Klotz looked at small sample power of the signed rank test compared to the one sample $t$ in the normal case.
[Klotz, J. (1963) "Small Sample Power and Efficiency for the One Sample Wilcoxon and Normal Scores Tests" The Annals of Mathematical Statistics, Vol. 34, No. 2, pp. 624-632]
At $n=10$ and $\alpha$ near $0.1$ (exact $\alpha$s aren't achievable of course, unless you go the randomization route, which most people avoid in use, and I think with reason) the relative efficiency to the $t$ at the normal tends to be quite close to the ARE there (0.955), though how close depends (it varies with the mean shift and at smaller $\alpha$, the efficiency will be lower). At smaller sample sizes than 10 the efficiency is generally (a little) higher.
At $n=5$ and $n=6$ (both with $\alpha$ close to 0.05), the efficiency was around 0.97 or higher.
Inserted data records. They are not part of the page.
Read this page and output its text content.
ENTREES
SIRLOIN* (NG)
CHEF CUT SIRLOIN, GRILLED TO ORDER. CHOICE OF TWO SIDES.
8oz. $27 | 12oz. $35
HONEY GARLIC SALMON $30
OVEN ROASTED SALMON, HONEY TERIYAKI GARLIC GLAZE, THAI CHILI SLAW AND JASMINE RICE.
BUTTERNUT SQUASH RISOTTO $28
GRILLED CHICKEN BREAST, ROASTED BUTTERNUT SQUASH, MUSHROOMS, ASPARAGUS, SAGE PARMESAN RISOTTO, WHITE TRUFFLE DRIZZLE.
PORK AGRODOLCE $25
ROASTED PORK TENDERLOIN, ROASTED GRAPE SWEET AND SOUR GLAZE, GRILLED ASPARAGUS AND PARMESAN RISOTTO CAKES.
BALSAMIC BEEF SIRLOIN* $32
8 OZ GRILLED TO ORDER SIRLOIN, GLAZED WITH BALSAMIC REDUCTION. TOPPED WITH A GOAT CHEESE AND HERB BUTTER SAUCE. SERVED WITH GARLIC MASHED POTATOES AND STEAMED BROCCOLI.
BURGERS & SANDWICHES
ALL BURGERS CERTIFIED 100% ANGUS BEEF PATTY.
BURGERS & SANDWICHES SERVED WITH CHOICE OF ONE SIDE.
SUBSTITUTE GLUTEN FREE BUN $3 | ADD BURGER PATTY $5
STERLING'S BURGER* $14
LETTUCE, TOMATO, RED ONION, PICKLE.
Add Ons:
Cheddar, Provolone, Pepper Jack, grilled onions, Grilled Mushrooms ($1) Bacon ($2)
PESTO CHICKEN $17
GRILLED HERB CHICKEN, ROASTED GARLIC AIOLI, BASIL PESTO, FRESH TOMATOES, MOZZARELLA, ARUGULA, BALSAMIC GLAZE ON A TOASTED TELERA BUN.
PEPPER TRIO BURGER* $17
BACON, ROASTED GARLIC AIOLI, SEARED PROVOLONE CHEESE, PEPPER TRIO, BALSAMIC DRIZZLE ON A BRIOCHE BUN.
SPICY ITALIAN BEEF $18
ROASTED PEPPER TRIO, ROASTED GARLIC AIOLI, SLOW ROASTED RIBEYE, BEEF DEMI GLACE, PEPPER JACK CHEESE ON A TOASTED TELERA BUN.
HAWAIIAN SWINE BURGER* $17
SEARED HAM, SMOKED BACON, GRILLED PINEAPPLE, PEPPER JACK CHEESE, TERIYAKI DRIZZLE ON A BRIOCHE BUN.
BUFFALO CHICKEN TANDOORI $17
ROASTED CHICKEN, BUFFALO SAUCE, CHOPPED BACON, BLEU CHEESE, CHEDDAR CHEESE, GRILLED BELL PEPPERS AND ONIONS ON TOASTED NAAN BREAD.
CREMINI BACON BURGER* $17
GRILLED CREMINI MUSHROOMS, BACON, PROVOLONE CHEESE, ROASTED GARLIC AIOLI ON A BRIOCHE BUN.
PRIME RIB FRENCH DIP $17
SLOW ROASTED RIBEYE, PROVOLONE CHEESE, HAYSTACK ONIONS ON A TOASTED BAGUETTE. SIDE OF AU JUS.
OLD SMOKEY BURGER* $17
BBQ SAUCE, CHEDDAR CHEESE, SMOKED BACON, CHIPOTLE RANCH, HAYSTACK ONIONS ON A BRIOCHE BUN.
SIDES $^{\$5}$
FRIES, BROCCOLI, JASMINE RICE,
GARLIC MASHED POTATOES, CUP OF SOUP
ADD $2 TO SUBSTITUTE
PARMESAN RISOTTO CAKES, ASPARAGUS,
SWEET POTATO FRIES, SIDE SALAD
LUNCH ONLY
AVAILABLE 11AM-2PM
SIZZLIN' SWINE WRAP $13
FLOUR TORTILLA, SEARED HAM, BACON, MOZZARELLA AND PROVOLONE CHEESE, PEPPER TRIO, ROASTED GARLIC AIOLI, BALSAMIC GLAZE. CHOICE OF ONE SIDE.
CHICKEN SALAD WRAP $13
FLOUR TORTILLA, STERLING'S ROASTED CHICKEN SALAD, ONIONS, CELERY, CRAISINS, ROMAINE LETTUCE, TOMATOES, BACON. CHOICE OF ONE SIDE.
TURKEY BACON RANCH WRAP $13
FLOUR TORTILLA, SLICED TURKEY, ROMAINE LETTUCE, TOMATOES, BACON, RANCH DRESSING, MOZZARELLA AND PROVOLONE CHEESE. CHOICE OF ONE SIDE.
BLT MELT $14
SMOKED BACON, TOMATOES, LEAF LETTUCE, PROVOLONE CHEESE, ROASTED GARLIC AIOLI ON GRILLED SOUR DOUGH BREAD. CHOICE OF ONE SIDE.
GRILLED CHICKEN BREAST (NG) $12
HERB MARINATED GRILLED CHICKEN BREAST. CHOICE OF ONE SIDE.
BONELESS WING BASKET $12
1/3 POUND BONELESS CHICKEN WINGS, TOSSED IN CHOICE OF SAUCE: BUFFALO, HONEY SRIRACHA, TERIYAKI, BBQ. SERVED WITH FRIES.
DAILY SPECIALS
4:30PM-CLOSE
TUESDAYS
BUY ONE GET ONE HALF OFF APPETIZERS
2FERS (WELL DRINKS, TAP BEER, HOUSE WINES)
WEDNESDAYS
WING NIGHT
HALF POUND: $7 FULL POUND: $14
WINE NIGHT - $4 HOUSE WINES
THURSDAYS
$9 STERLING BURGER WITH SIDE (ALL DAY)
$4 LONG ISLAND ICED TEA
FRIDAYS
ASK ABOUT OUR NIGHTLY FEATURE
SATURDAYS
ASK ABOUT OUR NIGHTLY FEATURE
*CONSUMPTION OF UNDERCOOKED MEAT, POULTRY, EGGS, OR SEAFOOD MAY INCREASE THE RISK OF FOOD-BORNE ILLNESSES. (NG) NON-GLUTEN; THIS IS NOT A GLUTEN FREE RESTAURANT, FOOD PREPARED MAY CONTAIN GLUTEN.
So, broadly speaking ... the ARE at the normal is an underestimate of the relative efficiency in the small sample case, as long as $\alpha$ isn't small. I believe that for a two-tailed test with $n=4$ your smallest achievable $\alpha$ is 0.125. At that exact significance level and sample size, I think the relative efficiency to the $t$ will be similarly high (perhaps still around the 0.97-0.98 or higher) in the area where the power is interesting.
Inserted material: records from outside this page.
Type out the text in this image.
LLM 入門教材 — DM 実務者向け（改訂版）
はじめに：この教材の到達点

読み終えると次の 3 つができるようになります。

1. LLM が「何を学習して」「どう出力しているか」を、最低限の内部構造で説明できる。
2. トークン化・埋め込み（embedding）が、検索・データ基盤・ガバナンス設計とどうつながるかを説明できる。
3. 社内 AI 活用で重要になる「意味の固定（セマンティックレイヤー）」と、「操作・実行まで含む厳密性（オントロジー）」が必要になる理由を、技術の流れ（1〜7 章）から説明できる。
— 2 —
I should probably come back and talk about how to do a simulation, which is relatively straightforward.
Edit:
I've just done a simulation at the 0.125 level (because it's achievable at this sample size); it looks like - across a range of differences in mean, the typical efficiency is a bit lower, for $n=4$, more around 0.95-0.97 or so - similar to the asymptotic value.
Update
Here's a plot of the power (2 sided) for the t-test (computed by power.t.test
) in normal samples, and simulated power for the Wilcoxon signed rank test - 40000 simulations per point, with the t-test as a control variate. The uncertainty in the position of the dots is less than a pixel:
![power curve for t and power for Wilcoxon](https://cdn.statically.io/img/i.sstatic.net/bngKC.png)
To make this answer more complete I should actually look at the behavior for the case for which the ARE actually is 0.864 (the beta(2,2)).